The first major change in our family since my last update is the addition of a son and brother, Christopher Edward Delposen III! He was born in June and continues to be such a blessing to our family. Based on Ellie's demonstrated love for children leading up to his birth, we expected her to love him enthusiastically, and that expectation was certainly realized when we brought him home. For the first couple of weeks, she was full of pure, loud excitement. She expressed herself with happy squeals, wiggly hands, and gentle kisses for the baby on his head. We are so proud of how she handled the adjustment.

Photo by Brooke Hettinga Photography
Watching the children interact as Christopher has become more aware and now mobile has been delightful. Several months ago, Ellie loved to share her toys by handing them to the baby in his bouncer. He, in turn, loved watching his big sister play and giggled when she would come close to greet him. Now that he is crawling, pulling up, and in some ways probably stronger than Ellie, the roles have actually suddenly switched.
When just a few months ago I was teaching Ellie to be gentle with Christopher, now we are constantly intervening so that he does not hurt her.

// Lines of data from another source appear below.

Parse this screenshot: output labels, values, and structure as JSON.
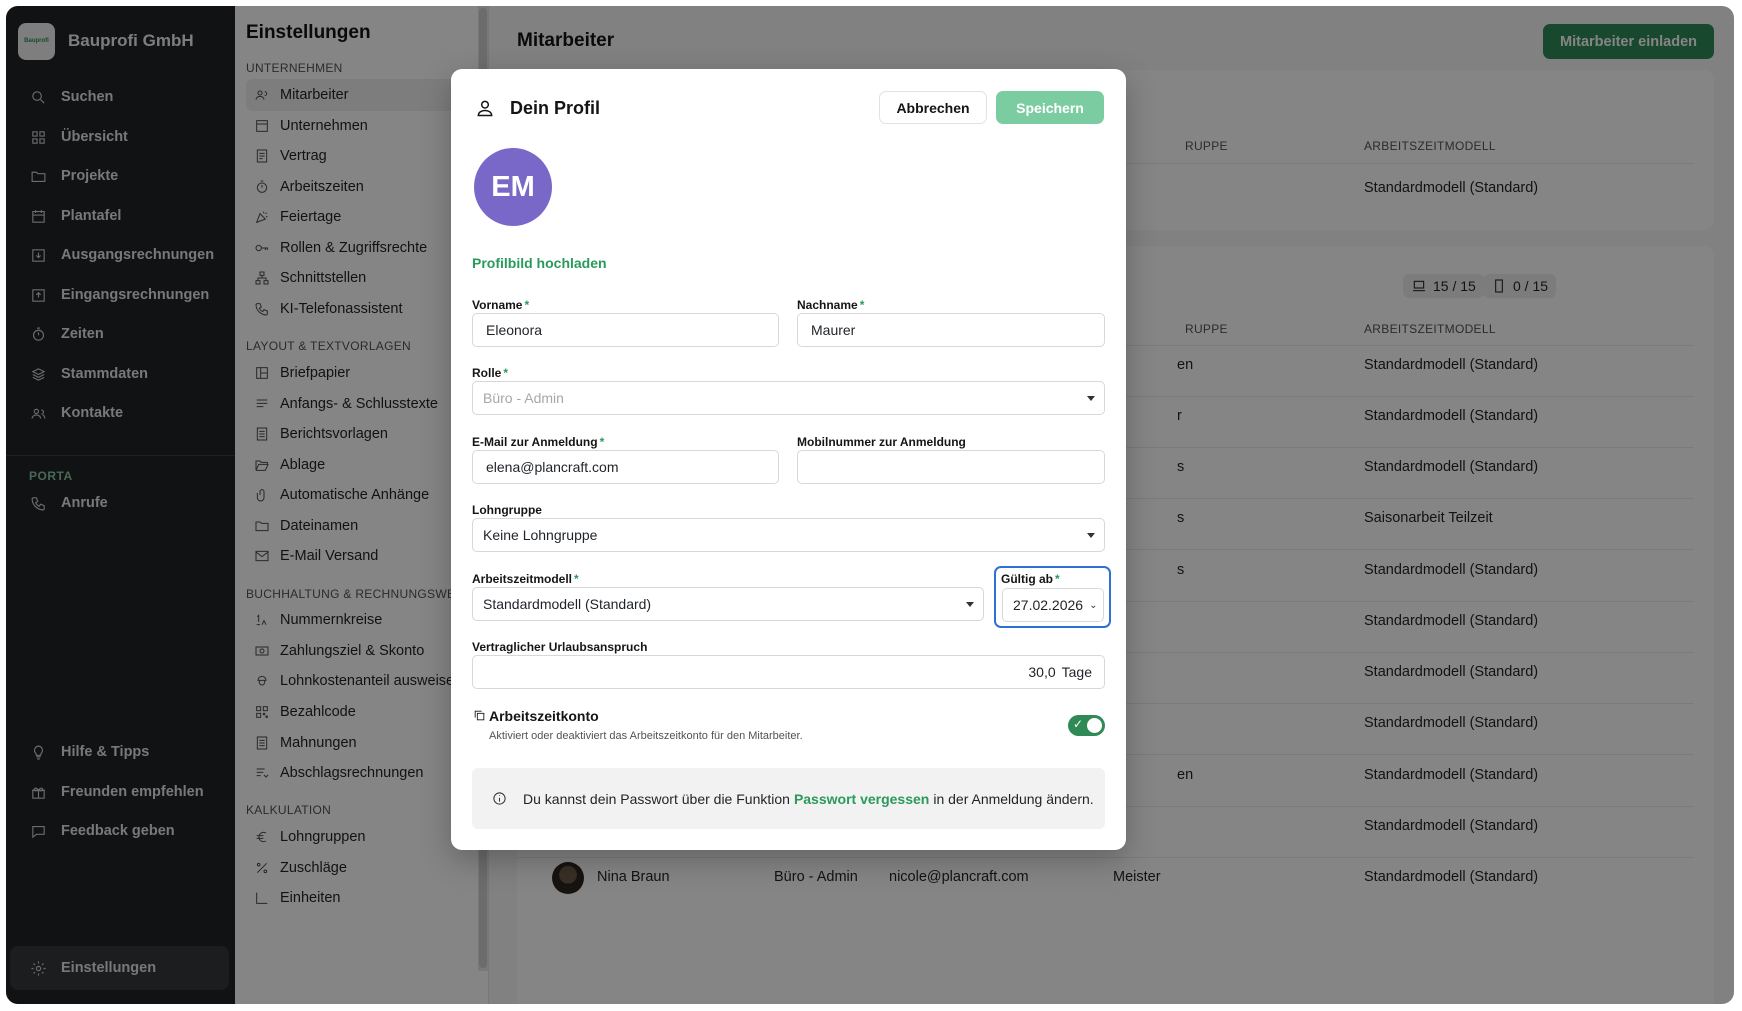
{
  "company": {
    "name": "Bauprofi GmbH",
    "logo_text": "Bauprofi"
  },
  "nav": {
    "items": [
      "Suchen",
      "Übersicht",
      "Projekte",
      "Plantafel",
      "Ausgangsrechnungen",
      "Eingangsrechnungen",
      "Zeiten",
      "Stammdaten",
      "Kontakte"
    ],
    "section": "PORTA",
    "porta_items": [
      "Anrufe"
    ],
    "bottom_items": [
      "Hilfe & Tipps",
      "Freunden empfehlen",
      "Feedback geben",
      "Einstellungen"
    ]
  },
  "settings": {
    "title": "Einstellungen",
    "sections": [
      {
        "label": "UNTERNEHMEN",
        "items": [
          "Mitarbeiter",
          "Unternehmen",
          "Vertrag",
          "Arbeitszeiten",
          "Feiertage",
          "Rollen & Zugriffsrechte",
          "Schnittstellen",
          "KI-Telefonassistent"
        ]
      },
      {
        "label": "LAYOUT & TEXTVORLAGEN",
        "items": [
          "Briefpapier",
          "Anfangs- & Schlusstexte",
          "Berichtsvorlagen",
          "Ablage",
          "Automatische Anhänge",
          "Dateinamen",
          "E-Mail Versand"
        ]
      },
      {
        "label": "BUCHHALTUNG & RECHNUNGSWESEN",
        "items": [
          "Nummernkreise",
          "Zahlungsziel & Skonto",
          "Lohnkostenanteil ausweisen",
          "Bezahlcode",
          "Mahnungen",
          "Abschlagsrechnungen"
        ]
      },
      {
        "label": "KALKULATION",
        "items": [
          "Lohngruppen",
          "Zuschläge",
          "Einheiten"
        ]
      }
    ]
  },
  "main": {
    "title": "Mitarbeiter",
    "invite_button": "Mitarbeiter einladen",
    "col_group_partial": "RUPPE",
    "col_model": "ARBEITSZEITMODELL",
    "card1_model": "Standardmodell (Standard)",
    "badge_desktop": "15 / 15",
    "badge_mobile": "0 / 15",
    "rows": [
      {
        "partial": "en",
        "model": "Standardmodell (Standard)"
      },
      {
        "partial": "r",
        "model": "Standardmodell (Standard)"
      },
      {
        "partial": "s",
        "model": "Standardmodell (Standard)"
      },
      {
        "partial": "s",
        "model": "Saisonarbeit Teilzeit"
      },
      {
        "partial": "s",
        "model": "Standardmodell (Standard)"
      },
      {
        "partial": "",
        "model": "Standardmodell (Standard)"
      },
      {
        "partial": "",
        "model": "Standardmodell (Standard)"
      },
      {
        "partial": "",
        "model": "Standardmodell (Standard)"
      },
      {
        "partial": "en",
        "model": "Standardmodell (Standard)"
      },
      {
        "partial": "",
        "model": "Standardmodell (Standard)"
      }
    ],
    "last_row": {
      "name": "Nina Braun",
      "role": "Büro - Admin",
      "email": "nicole@plancraft.com",
      "group": "Meister",
      "model": "Standardmodell (Standard)"
    }
  },
  "modal": {
    "title": "Dein Profil",
    "cancel": "Abbrechen",
    "save": "Speichern",
    "avatar_initials": "EM",
    "upload": "Profilbild hochladen",
    "vorname_label": "Vorname",
    "vorname": "Eleonora",
    "nachname_label": "Nachname",
    "nachname": "Maurer",
    "rolle_label": "Rolle",
    "rolle_placeholder": "Büro - Admin",
    "email_label": "E-Mail zur Anmeldung",
    "email": "elena@plancraft.com",
    "mobil_label": "Mobilnummer zur Anmeldung",
    "mobil": "",
    "lohngruppe_label": "Lohngruppe",
    "lohngruppe": "Keine Lohngruppe",
    "azm_label": "Arbeitszeitmodell",
    "azm": "Standardmodell (Standard)",
    "gueltig_label": "Gültig ab",
    "gueltig": "27.02.2026",
    "urlaub_label": "Vertraglicher Urlaubsanspruch",
    "urlaub_value": "30,0",
    "urlaub_unit": "Tage",
    "azk_title": "Arbeitszeitkonto",
    "azk_desc": "Aktiviert oder deaktiviert das Arbeitszeitkonto für den Mitarbeiter.",
    "azk_enabled": true,
    "info_pre": "Du kannst dein Passwort über die Funktion",
    "info_link": "Passwort vergessen",
    "info_post": "in der Anmeldung ändern."
  },
  "colors": {
    "accent": "#2f8a57",
    "save_disabled": "#7ccca2",
    "avatar": "#7a68c9",
    "focus": "#2f6fd6"
  }
}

We are trying to teach Ellie how to defend herself from her ten-month-old brother, and (with little success so far) teaching him to be gentle with her. This has brought to mind more frequently that "normally" the big kid would be standing and walking around out of baby's reach, but Ellie continues to sit on the ground and crawl, making her little pigtails much more yank-able to little Christopher, and her more passive personality hasn't always been the best defense to his intensity.
Since the day we learned that Christopher was a boy, both grandmothers have called him Ellie's defender. I'm emotionally ready to get to that point and not need to worry that when I turn my back he might be hurting her. Ellie has handled everything so well, and now Chris and I are trying to build her confidence to hold her own with a rough and tough little boy. The lack of gentleness aside, I look forward with great anticipation to the growth of their friendship and also seeing how they challenge one another to grow through playing together. The reality is that soon Christopher with surpass Ellie in terms of development, and when this happens I'm sure I will have lots to say about how thankful I am for his growth but also how sad I am for the brokenness this reveals. Many have said that maybe when he walks it will encourage her to walk, and I agree with this hope. But I still hope and wish that she might go first.

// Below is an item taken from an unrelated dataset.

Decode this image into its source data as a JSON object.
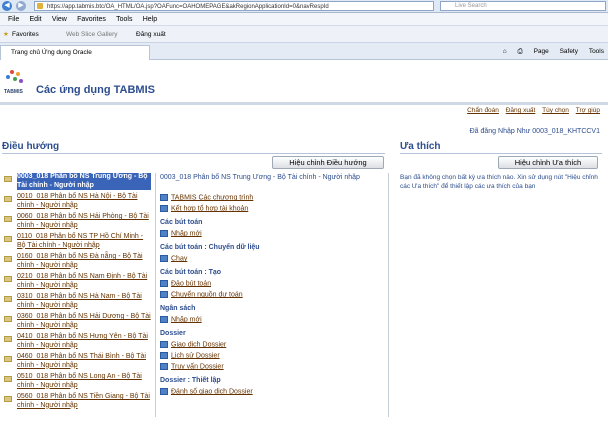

Having our second baby has been deeply joyful and so much easier than the first time around. The difference is so drastic that it can actually be bittersweet when we reflect on our early months with Ellie. As first-time parents, we expected things to be difficult - and they were. Now that we have the experience of a typical baby under our belts, we have even more awareness of just how broken Ellie's early days, weeks, and months really were. While we have the added challenge of also caring for a toddler during this infant stage, it is still more manageable than the stressful days of spending all of my energy trying to keep Ellie fed. I'm also just genuinely grateful that babies are typically designed to know how to feed right away; that first successful latch seconds after he was born was a very redemptive moment for me.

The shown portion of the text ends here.